“Momentum is only as good as tomorrow’s starting pitcher.” – Earl Weaver, former manager of Major League Baseball’s Baltimore Orioles
This is my first column to contain a trigger warning. Turn around now if you have high blood pressure, a weak stomach or might be about to operate any heavy machinery. It gets gruesome after this sentence.
I want to give Gary Danielson a little credit. Yes, I am talking about that Gary Danielson, the CBS college football color analyst. For the uninitiated, Danielson has covered Southeastern Conference football for nearly two decades and has an amazing knack to convince viewers he is somehow against your favored team.
This feat is even more impressive considering there is not one or two teams he appears to favor. He somehow comes off as hostile toward everybody’s favorite team.
Truthfully, I do not have strong feelings about Danielson one way or the other, but the one Danielson nugget I have come around to is his stance on momentum. You will hear the word momentum tossed around during a game almost as much as the football is tossed around in an Air Raid offense.
Team A races out to a two-touchdown lead and captures the momentum. Team B fights back to tie the game and now has stolen the momentum. Whoops, a lost fumble by Team B and Team A regains its lost momentum. Oh no, Team B blocks a chip shot field goal and returns it for a touchdown to take the lead. Now Team B carries momentum into the second half.
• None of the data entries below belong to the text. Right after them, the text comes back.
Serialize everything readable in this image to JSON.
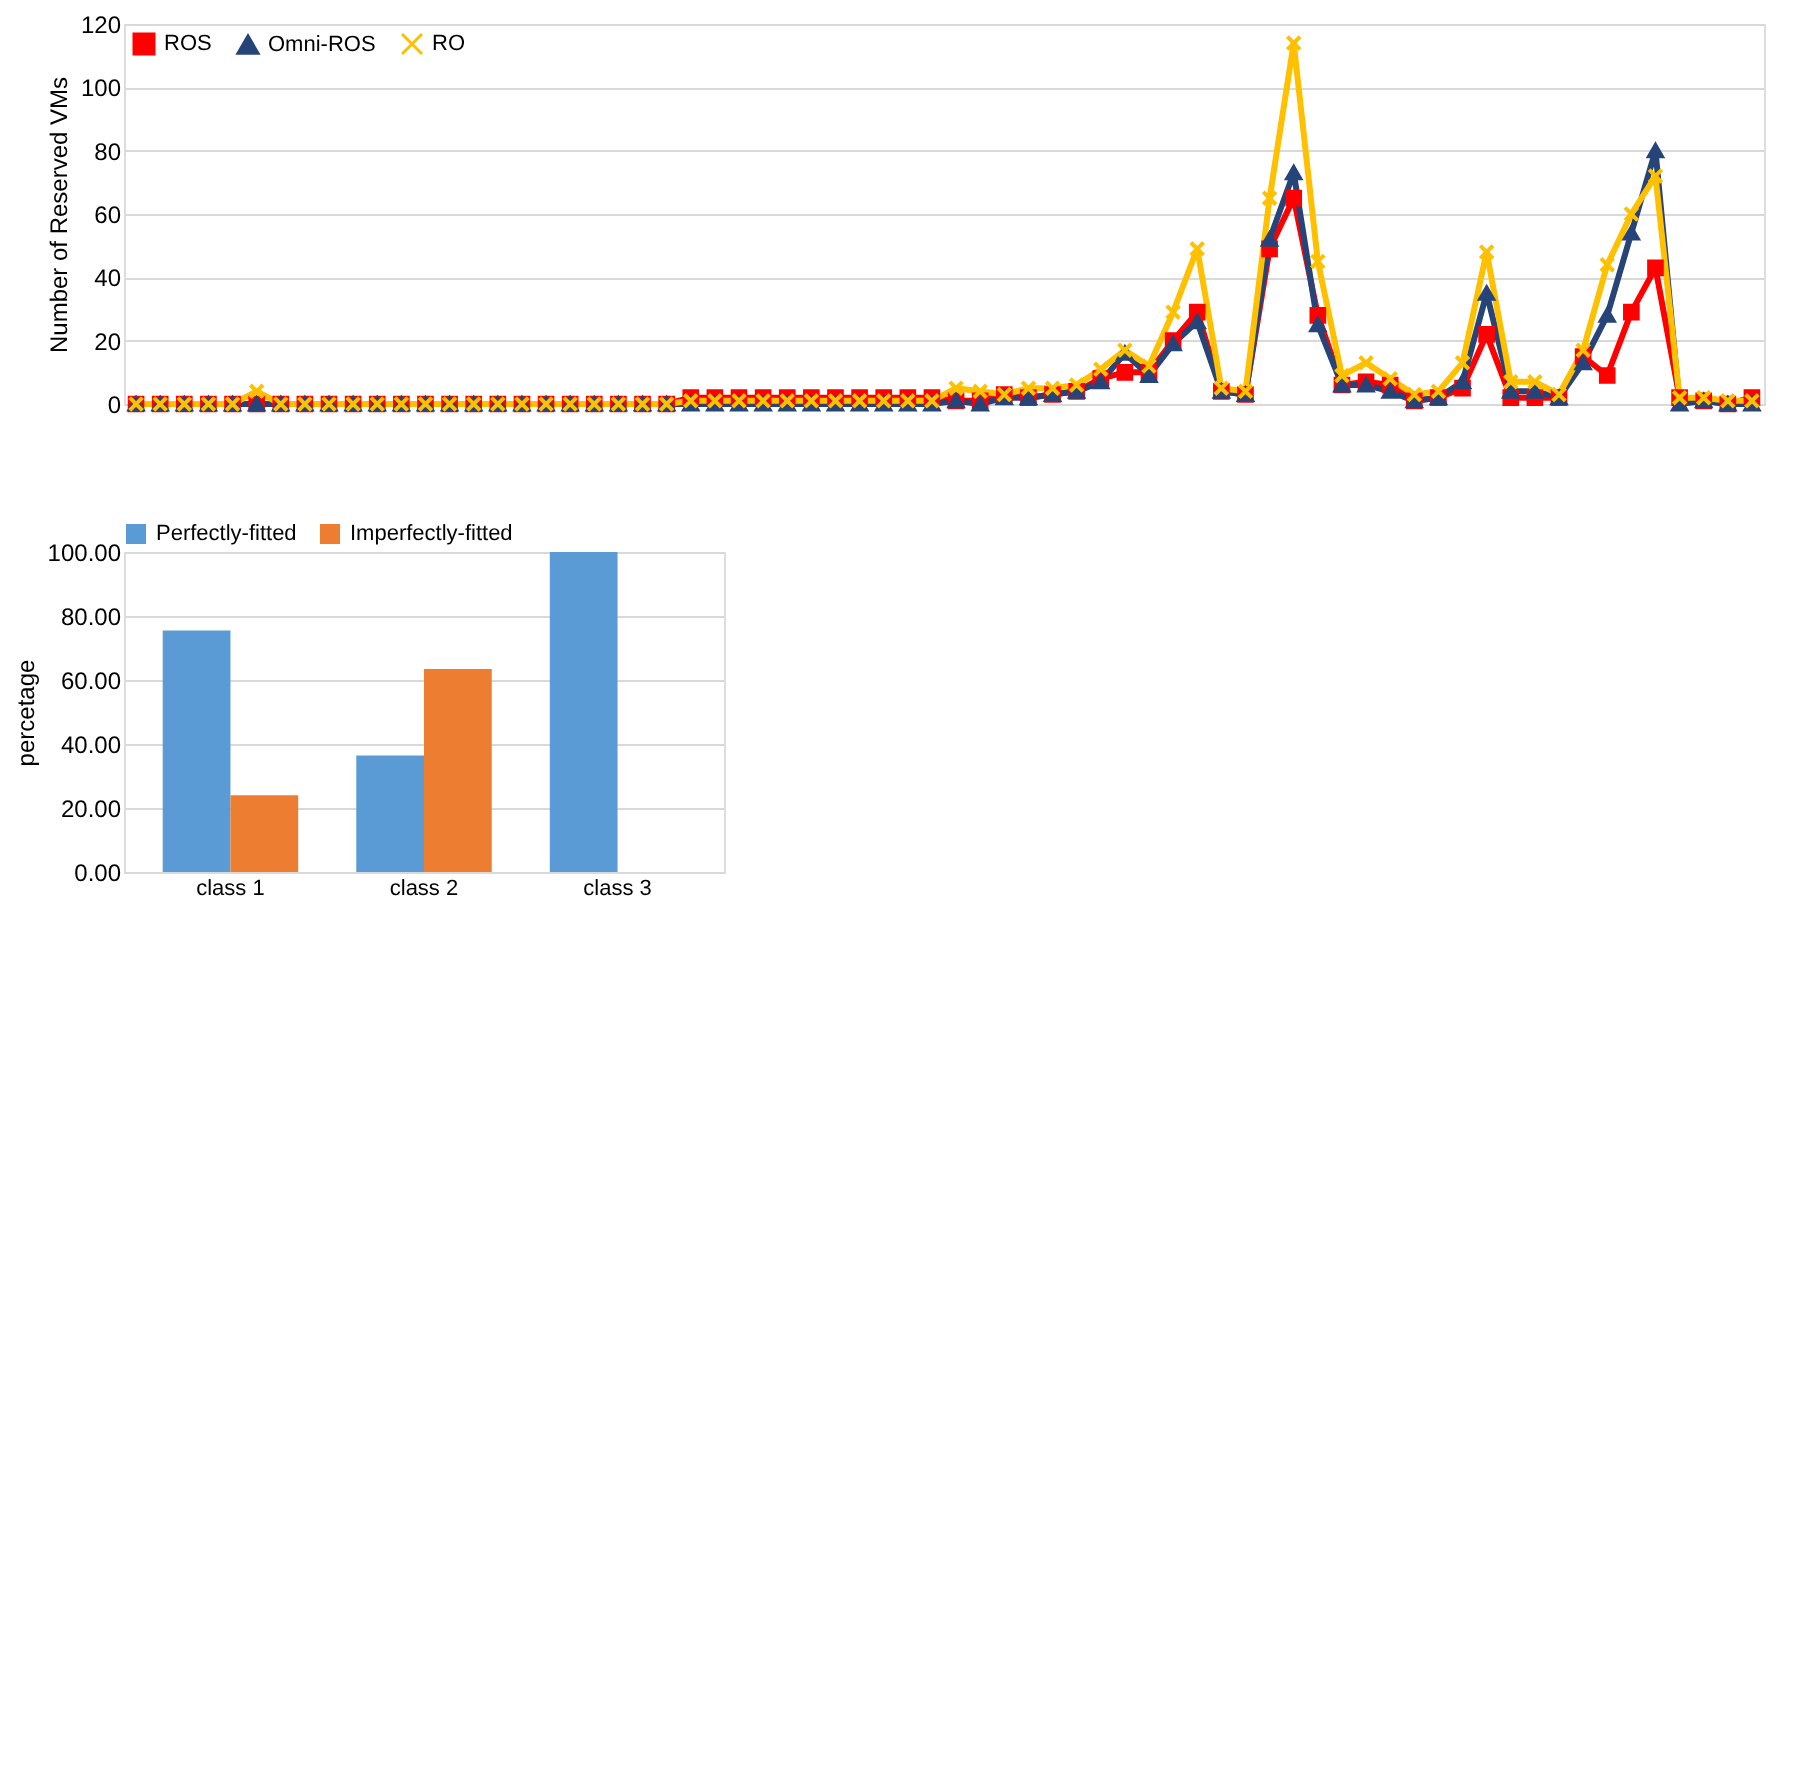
{
  "chart_data": [
    {
      "type": "line",
      "categories": [
        null,
        null,
        null,
        null,
        null,
        null,
        null,
        null,
        null,
        null,
        null,
        null,
        null,
        null,
        null,
        null,
        null,
        null,
        null,
        null,
        null,
        null,
        null,
        null,
        null,
        null,
        null,
        null,
        null,
        null,
        null,
        null,
        null,
        null,
        null,
        null,
        null,
        null,
        null,
        null,
        null,
        null,
        null,
        null,
        null,
        null,
        null,
        null,
        null,
        null,
        null,
        null,
        null,
        null,
        null,
        null,
        null,
        null,
        null,
        null,
        null,
        null,
        null,
        null,
        null,
        null,
        null,
        null
      ],
      "ylabel": "Number of Reserved VMs",
      "ylim": [
        0,
        120
      ],
      "yticks": [
        0,
        20,
        40,
        60,
        80,
        100,
        120
      ],
      "grid": "y",
      "legend": "top left",
      "tick_labels": "y",
      "series": [
        {
          "name": "ROS",
          "color": "#ff0000",
          "marker": "square",
          "values": [
            0,
            0,
            0,
            0,
            0,
            0,
            0,
            0,
            0,
            0,
            0,
            0,
            0,
            0,
            0,
            0,
            0,
            0,
            0,
            0,
            0,
            0,
            0,
            2,
            2,
            2,
            2,
            2,
            2,
            2,
            2,
            2,
            2,
            2,
            1,
            1,
            3,
            2,
            3,
            4,
            8,
            10,
            10,
            20,
            29,
            4,
            3,
            49,
            65,
            28,
            6,
            7,
            6,
            1,
            2,
            5,
            22,
            2,
            2,
            2,
            15,
            9,
            29,
            43,
            2,
            1,
            0,
            2
          ]
        },
        {
          "name": "Omni-ROS",
          "color": "#264478",
          "marker": "triangle",
          "values": [
            0,
            0,
            0,
            0,
            0,
            0,
            0,
            0,
            0,
            0,
            0,
            0,
            0,
            0,
            0,
            0,
            0,
            0,
            0,
            0,
            0,
            0,
            0,
            0,
            0,
            0,
            0,
            0,
            0,
            0,
            0,
            0,
            0,
            0,
            1,
            0,
            2,
            2,
            3,
            4,
            7,
            16,
            9,
            19,
            26,
            4,
            3,
            52,
            73,
            25,
            6,
            6,
            4,
            1,
            2,
            7,
            35,
            4,
            4,
            2,
            13,
            28,
            54,
            80,
            0,
            1,
            0,
            0
          ]
        },
        {
          "name": "RO",
          "color": "#ffc000",
          "marker": "cross",
          "values": [
            0,
            0,
            0,
            0,
            0,
            4,
            0,
            0,
            0,
            0,
            0,
            0,
            0,
            0,
            0,
            0,
            0,
            0,
            0,
            0,
            0,
            0,
            0,
            1,
            1,
            1,
            1,
            1,
            1,
            1,
            1,
            1,
            1,
            1,
            5,
            4,
            3,
            5,
            5,
            6,
            11,
            17,
            12,
            29,
            49,
            5,
            4,
            65,
            114,
            45,
            9,
            13,
            8,
            3,
            4,
            13,
            48,
            7,
            7,
            3,
            17,
            44,
            60,
            72,
            2,
            2,
            1,
            1
          ]
        }
      ]
    },
    {
      "type": "bar",
      "categories": [
        "class 1",
        "class 2",
        "class 3"
      ],
      "ylabel": "percetage",
      "ylim": [
        0,
        100
      ],
      "yticks": [
        {
          "value": 0,
          "label": "0.00"
        },
        {
          "value": 20,
          "label": "20.00"
        },
        {
          "value": 40,
          "label": "40.00"
        },
        {
          "value": 60,
          "label": "60.00"
        },
        {
          "value": 80,
          "label": "80.00"
        },
        {
          "value": 100,
          "label": "100.00"
        }
      ],
      "grid": "y",
      "legend": "top",
      "series": [
        {
          "name": "Perfectly-fitted",
          "color": "#5b9bd5",
          "values": [
            75.5,
            36.4,
            100
          ]
        },
        {
          "name": "Imperfectly-fitted",
          "color": "#ed7d31",
          "values": [
            24.0,
            63.4,
            0
          ]
        }
      ]
    }
  ]
}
This was an exaggerated example, but it does sound a little silly, right? The idea of a mystical force surrounding sporting events choosing to flirt with one team and then the other. Yet, until I heard Danielson challenge the idea, momentum was just as real as the grass on the field and the egg-shaped ball.
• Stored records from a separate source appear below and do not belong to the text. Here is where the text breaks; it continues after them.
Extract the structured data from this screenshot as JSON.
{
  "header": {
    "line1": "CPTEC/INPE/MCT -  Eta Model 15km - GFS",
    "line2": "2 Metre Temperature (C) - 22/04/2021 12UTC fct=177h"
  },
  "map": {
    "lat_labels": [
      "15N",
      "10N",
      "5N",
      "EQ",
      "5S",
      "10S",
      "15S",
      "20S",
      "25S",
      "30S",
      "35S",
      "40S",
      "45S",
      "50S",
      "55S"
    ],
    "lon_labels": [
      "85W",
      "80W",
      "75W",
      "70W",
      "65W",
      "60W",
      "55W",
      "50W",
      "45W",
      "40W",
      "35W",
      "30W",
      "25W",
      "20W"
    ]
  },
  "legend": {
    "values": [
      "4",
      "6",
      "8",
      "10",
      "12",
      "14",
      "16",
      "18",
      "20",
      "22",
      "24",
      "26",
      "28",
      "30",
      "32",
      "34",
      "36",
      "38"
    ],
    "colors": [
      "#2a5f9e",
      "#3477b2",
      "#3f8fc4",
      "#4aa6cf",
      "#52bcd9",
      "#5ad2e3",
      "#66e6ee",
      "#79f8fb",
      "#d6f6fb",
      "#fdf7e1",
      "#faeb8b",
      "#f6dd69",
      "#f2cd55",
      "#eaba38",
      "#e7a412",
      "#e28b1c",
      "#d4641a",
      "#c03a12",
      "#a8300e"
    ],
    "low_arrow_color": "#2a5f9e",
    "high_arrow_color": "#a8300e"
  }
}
Crediting momentum when a team gets on a roll during a game tends to ignore coaches’ and players’ abilities to correct previous mistakes and skillfully exploit weaknesses of the other team discovered during real-time game action.
Momentum also can discount the ability of some of the most athletically gifted people on the planet to make spectacular plays. When you have a player or two who are in the top 1 percent of the top 1 percent of athletic people on the planet, momentum tends to follow those guys around.
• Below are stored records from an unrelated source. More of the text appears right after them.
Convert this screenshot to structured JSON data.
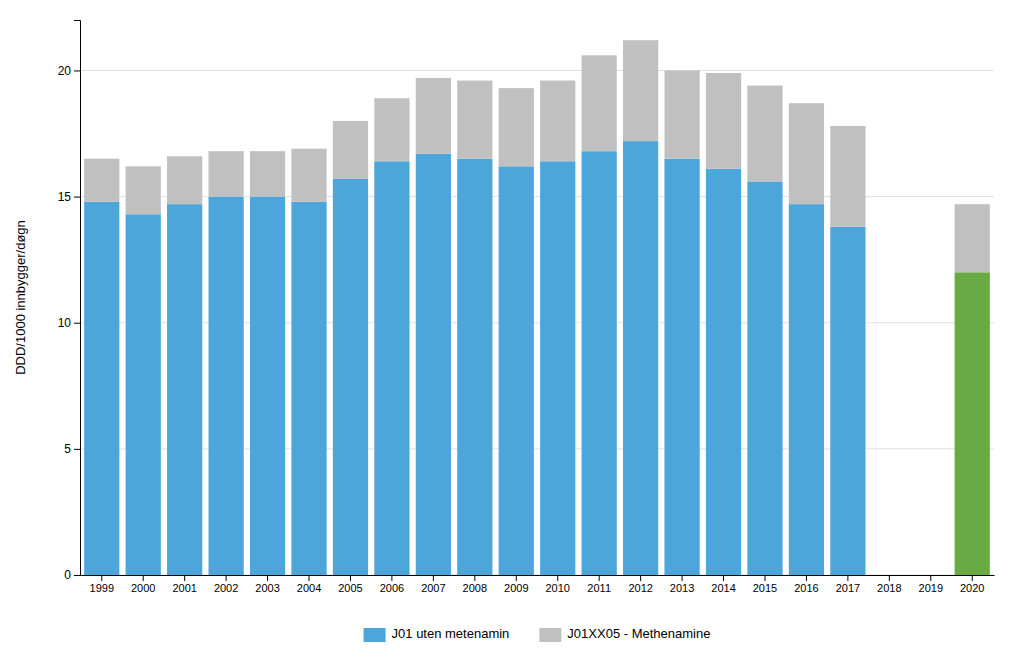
{
  "chart_data": {
    "type": "bar",
    "stacked": true,
    "categories": [
      "1999",
      "2000",
      "2001",
      "2002",
      "2003",
      "2004",
      "2005",
      "2006",
      "2007",
      "2008",
      "2009",
      "2010",
      "2011",
      "2012",
      "2013",
      "2014",
      "2015",
      "2016",
      "2017",
      "2018",
      "2019",
      "2020"
    ],
    "series": [
      {
        "name": "J01 uten metenamin",
        "color": "#4da6d9",
        "colors": [
          "#4da6d9",
          "#4da6d9",
          "#4da6d9",
          "#4da6d9",
          "#4da6d9",
          "#4da6d9",
          "#4da6d9",
          "#4da6d9",
          "#4da6d9",
          "#4da6d9",
          "#4da6d9",
          "#4da6d9",
          "#4da6d9",
          "#4da6d9",
          "#4da6d9",
          "#4da6d9",
          "#4da6d9",
          "#4da6d9",
          "#4da6d9",
          "#4da6d9",
          "#4da6d9",
          "#6aaa45"
        ],
        "values": [
          14.8,
          14.3,
          14.7,
          15.0,
          15.0,
          14.8,
          15.7,
          16.4,
          16.7,
          16.5,
          16.2,
          16.4,
          16.8,
          17.2,
          16.5,
          16.1,
          15.6,
          14.7,
          13.8,
          0,
          0,
          12.0
        ]
      },
      {
        "name": "J01XX05 - Methenamine",
        "color": "#c0c0c0",
        "values": [
          1.7,
          1.9,
          1.9,
          1.8,
          1.8,
          2.1,
          2.3,
          2.5,
          3.0,
          3.1,
          3.1,
          3.2,
          3.8,
          4.0,
          3.5,
          3.8,
          3.8,
          4.0,
          4.0,
          0,
          0,
          2.7
        ]
      }
    ],
    "ylabel": "DDD/1000 innbygger/døgn",
    "ylim": [
      0,
      22
    ],
    "yticks": [
      0,
      5,
      10,
      15,
      20
    ],
    "grid": true,
    "legend": "bottom"
  }
}
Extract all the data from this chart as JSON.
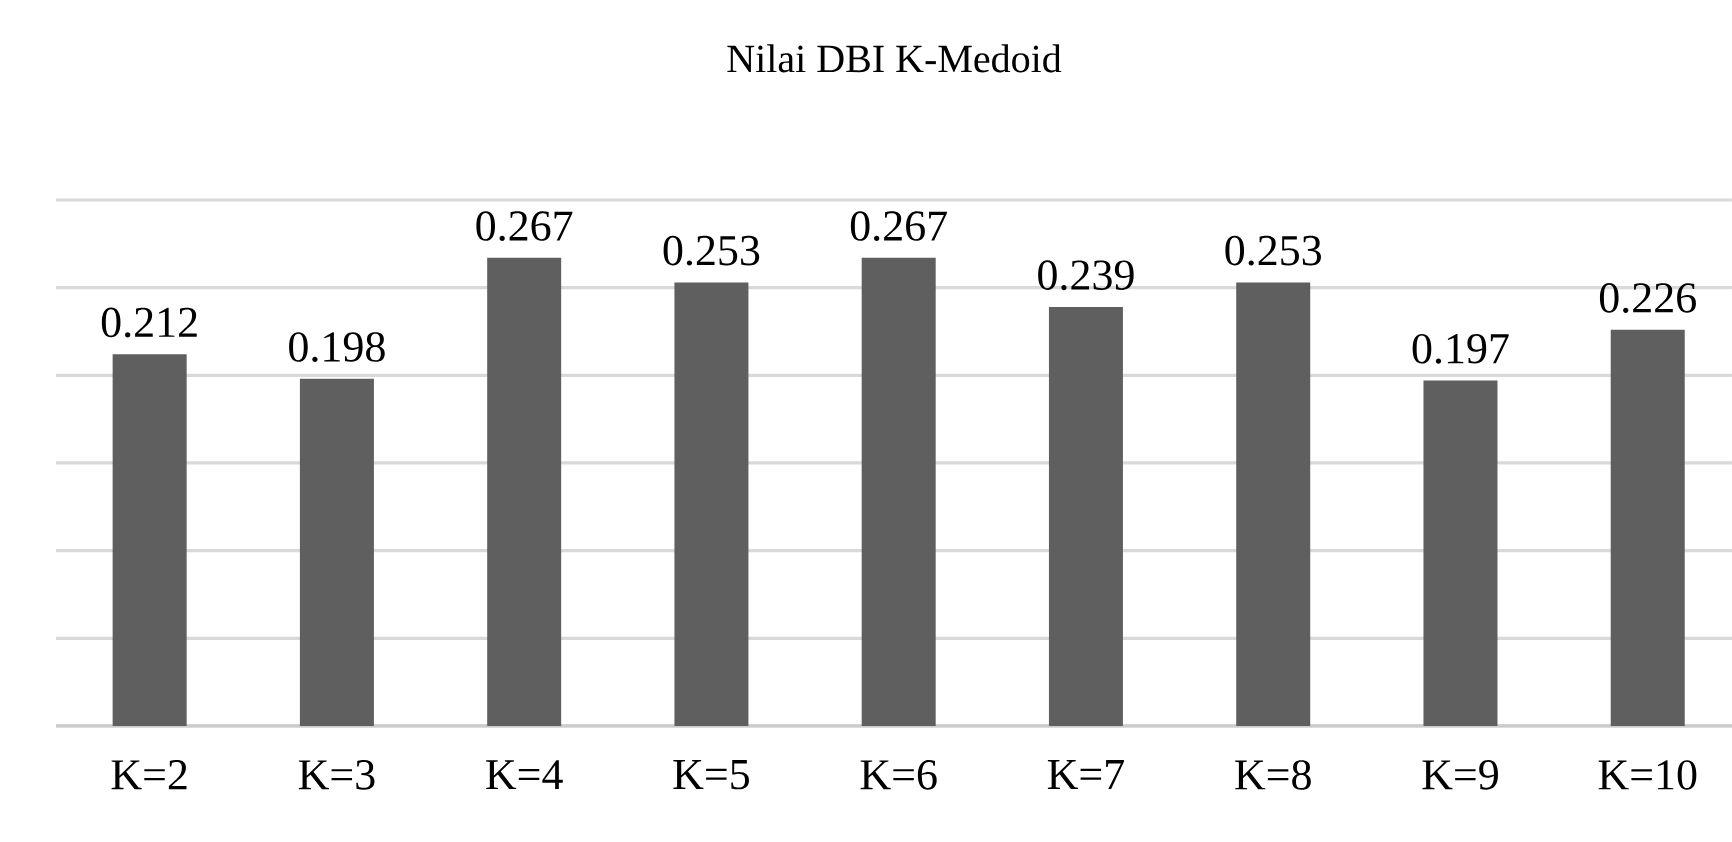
{
  "chart_data": {
    "type": "bar",
    "title": "Nilai DBI K-Medoid",
    "categories": [
      "K=2",
      "K=3",
      "K=4",
      "K=5",
      "K=6",
      "K=7",
      "K=8",
      "K=9",
      "K=10"
    ],
    "values": [
      0.212,
      0.198,
      0.267,
      0.253,
      0.267,
      0.239,
      0.253,
      0.197,
      0.226
    ],
    "color": "#5f5f5f",
    "data_labels": true,
    "grid": "y",
    "tick_labels": "x",
    "ylim": [
      0,
      0.3
    ],
    "yticks": [
      {
        "value": 0,
        "label": null
      },
      {
        "value": 0.05,
        "label": null
      },
      {
        "value": 0.1,
        "label": null
      },
      {
        "value": 0.15,
        "label": null
      },
      {
        "value": 0.2,
        "label": null
      },
      {
        "value": 0.25,
        "label": null
      },
      {
        "value": 0.3,
        "label": null
      }
    ]
  }
}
One distinction to make here is I believe momentum and confidence are separate entities. If your freshman quarterback falls to pieces when his team cannot hear him try to change the play before the snap due to the fog of sound enveloping the field at The Swamp at the University of Florida, it does not mean the Gators do not have momentum.
They just have an advantage because your quarterback is 18 years old, and nothing can fully prepare a young man for this situation until he experiences it. Few would claim momentum returned when your quarterback calms down and throws a couple of touchdown passes late in the game to make the final score look more respectable.
So does removing momentum from the equation also remove some of the magic and romance of the game for the average fan? It could, but I think understanding the details can also be fun.
Auburn’s Kick Six victory against Alabama is not any less spectacular when you realize speedy Chris Davis was able to run the length of the field because Alabama had a bunch of large, slower players in the game to block for the field goal attempt.
Danielson explained the situation more bluntly by saying, “There’s no athletes on the field for Alabama. They’ve got all fat guys,” which tickled my wife’s grandfather immensely.
And to be fair, Alabama’s fourth and goal play from the 2023 Iron Bowl is no less special when noting Auburn inexplicably decides to assign a player to watch Alabama quarterback Jalen Milroe and not pressure him in case he decided to run for the end zone – 31 yards away. The defensive play call essentially made the play 10 defensive players versus 11 offensive players.
Both of these plays are still beautiful or bitter, depending on your allegiance, even if momentum is not real and lapses in strategy or execution are considered. Monday morning quarterbacking is part of the fun, too.
Most of you football fans know Danielson’s network will not carry SEC games this season, so you will not have him to kick around any longer every fall Saturday. His departure may not elicit a fond adieu, but maybe we can acknowledge even a stopped clock can be correct twice a day.